La nuit commence déjà à tomber. Soudain, nous entendons des rugissements. Les lionceaux se figent. Nous connaissons tous ces rugissements, ils correspondent à ceux des deux lions qui suivent nos traces depuis plusieurs semaines. Ils nous ont retrouvés. Leurs rugissements nous laissent penser qu’ils sont à quelques minutes, à peine, de notre emplacement. Le temps nous est désormais compté. Si je ne fais rien, ils nous rejoindront et tueront, impitoyablement, tous nos lionceaux afin de nous ramener, Leïla et moi, dans leur clan. Je me tourne vers mes lionceaux, immobiles. Ils me scrutent, je lis la panique dans leurs yeux et je flaire leur angoisse. Ils ont compris, ils savent ce qui les attend. Mon pouls s’accélère. Je ne peux pas laisser mes lionceaux se faire massacrer. Je n’ai pas le choix, une seule solution s’offre à moi.

Leïla comprends immédiatement ce à quoi je pense et elle s’approche de moi pour m’en dissuader. Cependant, ma décision est prise. Je la regarde longuement dans les yeux et je lui fais comprendre que je ne changerai pas d’avis. C’est notre dernière chance et nous savons toutes les deux que nous ne pouvons pas fuir éternellement. D’un signe de tête, je donne la garde de mes lionceaux à Leïla et lui fais signe de partir se cacher quelque part, le plus loin possible. Elle rugit doucement pour contester. Je lui réponds fermement. « Partez. Vous devez partir. Tout de suite. » Elle reste immobile quelques instants, scrutant mon âme pour y trouver une quelconque hésitation. Mais je suis déterminée et je ne reculerai pas. Leïla se tourne alors vers les lionceaux. Elle me regarde une dernière fois et ordonne aux lionceaux de la suivre. J’entends mes lionceaux gémir. Ça me fend le cœur. Je ne peux m’imaginer ne plus jamais les revoir. Néanmoins, je ne peux rien faire d’autre. Cette mascarade doit s’arrêter et nous devons tenter le tout pour le tout. Leur lançant un dernier regard, je pars dans la direction opposée. Deux des lionceaux essaient de me suivre mais Leïla les en empêche silencieusement et bientôt, je ne les vois plus et ne les entends plus. Je continue d’avancer dans la pénombre, dans la direction des rugissements.

Je suis déterminée à tenter l’inimaginable : affronter les deux mâles à notre poursuite. Si j’arrive à les vaincre, ma famille sera en sécurité et nous pourrons vivre paisiblement, sans avoir à craindre quiconque. Si j’échoue… Je ne veux pas y penser. Ce soir, je n’ai pas le choix. Je dois réussir. Ma survie et celle de mes lionceaux sont en jeu.

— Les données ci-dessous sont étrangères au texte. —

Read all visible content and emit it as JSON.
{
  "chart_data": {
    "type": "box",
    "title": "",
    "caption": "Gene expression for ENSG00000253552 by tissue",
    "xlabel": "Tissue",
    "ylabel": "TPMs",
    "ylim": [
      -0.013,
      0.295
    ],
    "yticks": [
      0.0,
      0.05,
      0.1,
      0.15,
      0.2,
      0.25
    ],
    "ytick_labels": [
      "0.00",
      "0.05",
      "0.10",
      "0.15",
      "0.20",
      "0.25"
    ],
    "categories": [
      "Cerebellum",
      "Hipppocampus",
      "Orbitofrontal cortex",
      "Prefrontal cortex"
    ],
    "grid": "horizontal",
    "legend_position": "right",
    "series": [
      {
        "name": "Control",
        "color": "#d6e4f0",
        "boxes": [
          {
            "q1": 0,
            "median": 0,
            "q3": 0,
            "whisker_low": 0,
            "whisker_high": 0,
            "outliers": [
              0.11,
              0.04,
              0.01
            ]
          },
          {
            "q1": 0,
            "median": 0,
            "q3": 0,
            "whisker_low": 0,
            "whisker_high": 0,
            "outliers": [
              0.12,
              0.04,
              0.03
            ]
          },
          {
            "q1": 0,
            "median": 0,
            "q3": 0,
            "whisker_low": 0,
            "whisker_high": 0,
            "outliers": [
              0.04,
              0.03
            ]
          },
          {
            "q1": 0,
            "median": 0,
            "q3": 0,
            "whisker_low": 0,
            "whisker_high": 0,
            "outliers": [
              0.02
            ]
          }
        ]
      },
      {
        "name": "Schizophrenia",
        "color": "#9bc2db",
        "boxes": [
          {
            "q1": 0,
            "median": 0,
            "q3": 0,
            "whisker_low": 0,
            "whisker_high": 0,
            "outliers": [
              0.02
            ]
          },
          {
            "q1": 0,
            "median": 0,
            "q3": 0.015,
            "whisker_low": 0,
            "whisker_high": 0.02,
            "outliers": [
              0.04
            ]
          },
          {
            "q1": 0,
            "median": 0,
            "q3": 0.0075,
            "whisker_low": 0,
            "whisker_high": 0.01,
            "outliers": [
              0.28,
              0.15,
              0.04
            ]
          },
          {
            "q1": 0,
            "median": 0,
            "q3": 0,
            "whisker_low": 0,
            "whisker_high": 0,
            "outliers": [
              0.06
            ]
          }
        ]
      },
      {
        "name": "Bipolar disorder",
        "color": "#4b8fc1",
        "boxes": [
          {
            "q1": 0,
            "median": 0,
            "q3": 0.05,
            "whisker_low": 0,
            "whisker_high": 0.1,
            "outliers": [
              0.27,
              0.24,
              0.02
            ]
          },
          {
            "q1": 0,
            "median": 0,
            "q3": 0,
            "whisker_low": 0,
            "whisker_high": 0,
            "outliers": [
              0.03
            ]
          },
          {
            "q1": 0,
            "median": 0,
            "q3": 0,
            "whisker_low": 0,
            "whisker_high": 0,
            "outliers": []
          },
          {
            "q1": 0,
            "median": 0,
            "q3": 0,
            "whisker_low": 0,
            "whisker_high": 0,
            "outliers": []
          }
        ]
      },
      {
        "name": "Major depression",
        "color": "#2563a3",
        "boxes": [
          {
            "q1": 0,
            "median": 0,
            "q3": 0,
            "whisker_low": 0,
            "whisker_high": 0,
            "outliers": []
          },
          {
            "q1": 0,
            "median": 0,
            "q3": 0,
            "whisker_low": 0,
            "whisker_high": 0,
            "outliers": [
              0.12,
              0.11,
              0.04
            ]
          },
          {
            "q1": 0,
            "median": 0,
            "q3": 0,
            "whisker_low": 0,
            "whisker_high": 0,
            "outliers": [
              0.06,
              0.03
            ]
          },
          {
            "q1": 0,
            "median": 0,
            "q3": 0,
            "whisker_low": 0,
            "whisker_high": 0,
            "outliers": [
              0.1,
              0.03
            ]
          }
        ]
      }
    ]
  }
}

Je continue de marcher dans la direction des rugissements. Je guette le moindre son et mon nez est à l’affût des moindres odeurs. Mes yeux, fixés vers l’horizon, surveillent chaque mouvement de la plaine. J’entends de nouveau les rugissements. Ils ne sont plus qu’à quelques mètres de moi. Soudain, je les vois apparaître de derrière les buissons. Ils rugissent rageusement en m’apercevant. Mon pouls s’accélère et une vague de peur me traverse. Mais je ne perds pas le contrôle et garde mon sang froid. Je continue d’avancer, doucement, en jaugeant mes adversaires. Ils sont encore jeunes mais ils sont vigoureux et robustes. Ils font jouer leurs muscles afin de m’intimider. Je comprends, à leur posture, qu’ils hésitent à m’attaquer. La situation est très inattendue pour eux. Usuellement, les lionnes se soumettent naturellement aux mâles dominants. Toutefois, ils sont déterminés et n’abandonneront pas aussi facilement et j’en suis consciente. Je profite alors de leur hésitation pour bondir, rugissant férocement. J’agrippe le premier à l’épaule et je plante mes griffes dans sa chair. Il rugit de douleur. Son frère bondit à son tour et s’accroche à ma croupe. Je sens ses griffes me transpercer la peau et je sens ma plaie se rouvrir, sous la force de son emprise. Je tombe à terre, submergée par la douleur. Déterminée à vaincre, au nom de notre liberté, je me redresse alors en rugissant de plus belle. Une rage m’envahit et la douleur quitte mon corps. Je bondis sur mes adversaires, leur assenant de multiples coups et morsures. Je me débats en utilisant toutes les forces qu’il me reste. L’un me griffe près du museau. D’un coup de patte, je lui transperce l’oreille et le frappe en plein front. Je mords l’autre, agressivement, à l’encolure et il tombe à terre, dans un rugissement de douleur, vaincu. Le deuxième, déconcerté, recule. Sans m’arrêter, je rugis violemment dans sa direction et le regarde droit dans les yeux, m’imposant de toute ma taille. Se figeant quelques instants, le lion finit par reculer davantage, jusqu’à battre en retraite. L’autre, gisant à terre, se relève doucement et suit son frère dans l’obscurité.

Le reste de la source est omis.